A survey carried out by the CZI last year indicated most of its members were operating at a maximum of 50% of capacity due to myriad difficulties businesses faced in the country.

Its counterpart, the Employers Confederation of Zimbabwe, says more than 60 000 jobs in the formal sector were lost in the first 10 months of last year, and expects the figure to be much higher this year.

But the government, which is widely blamed for the economy’s troubles, says Zimbabwe’s difficulties are largely caused by external factors beyond its control, citing sanctions, inflation and low mineral prices, among others.

“A lot of inflation is not because of the goods we produce here. A lot of inflation is imported,” President Robert Mugabe told the nation recently.

He also blamed the economic crisis on low prices for Zimbabwe’s chief agricultural and mineral exports, and denied his government had mismanaged the economy.

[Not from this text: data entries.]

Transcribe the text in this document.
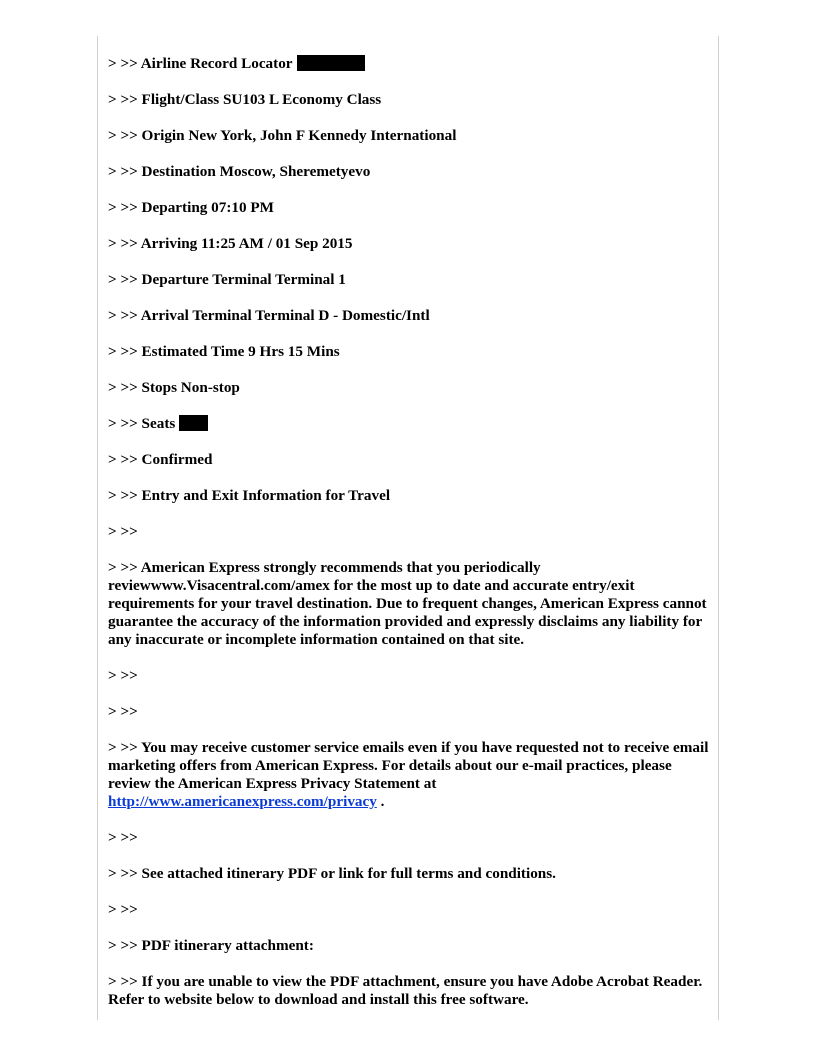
> >> Airline Record Locator

> >> Flight/Class SU103 L Economy Class

> >> Origin New York, John F Kennedy International

> >> Destination Moscow, Sheremetyevo

> >> Departing 07:10 PM

> >> Arriving 11:25 AM / 01 Sep 2015

> >> Departure Terminal Terminal 1

> >> Arrival Terminal Terminal D - Domestic/Intl

> >> Estimated Time 9 Hrs 15 Mins

> >> Stops Non-stop

> >> Seats

> >> Confirmed

> >> Entry and Exit Information for Travel

> >>

> >> American Express strongly recommends that you periodically reviewwww.Visacentral.com/amex for the most up to date and accurate entry/exit requirements for your travel destination. Due to frequent changes, American Express cannot guarantee the accuracy of the information provided and expressly disclaims any liability for any inaccurate or incomplete information contained on that site.

> >>

> >>

> >> You may receive customer service emails even if you have requested not to receive email marketing offers from American Express. For details about our e-mail practices, please review the American Express Privacy Statement at
http://www.americanexpress.com/privacy .

> >>

> >> See attached itinerary PDF or link for full terms and conditions.

> >>

> >> PDF itinerary attachment:

> >> If you are unable to view the PDF attachment, ensure you have Adobe Acrobat Reader. Refer to website below to download and install this free software.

“I know that there are areas where the government is being blamed for following wrong policies and that we are responsible for prices going up,” he said.

But critics of the government say top-level corruption in the public service and excessive state borrowing, among other factors, are chiefly responsible for the country’s economic ills.

Senior government officials allegedly siphoned billions of dollars from a state-owned oil company last year, while the cash-strapped administration is borrowing more than $2 billion a week on the local capital markets to finance its operations.

The government partly admits its rising domestic debt, estimated at more than $200 billion (US$4 billion), was crowding out the private sector from the capital markets and hardening interest rates.

“Government is increasingly spending beyond its means, for consumption, at the expense of capital investment,” opposition Movement for Democratic Change shadow finance minister Tendai Biti said in a critique of the 2005 budget in November.

Economists say they were pessimistic 2005 would be any better for the economy, unless the government restored links to international capital.

“Our long-term salvation lies in the government re-establishing contacts with the IMF, World Bank and other international financial players. We need their assistance desperately,” said a bank economist.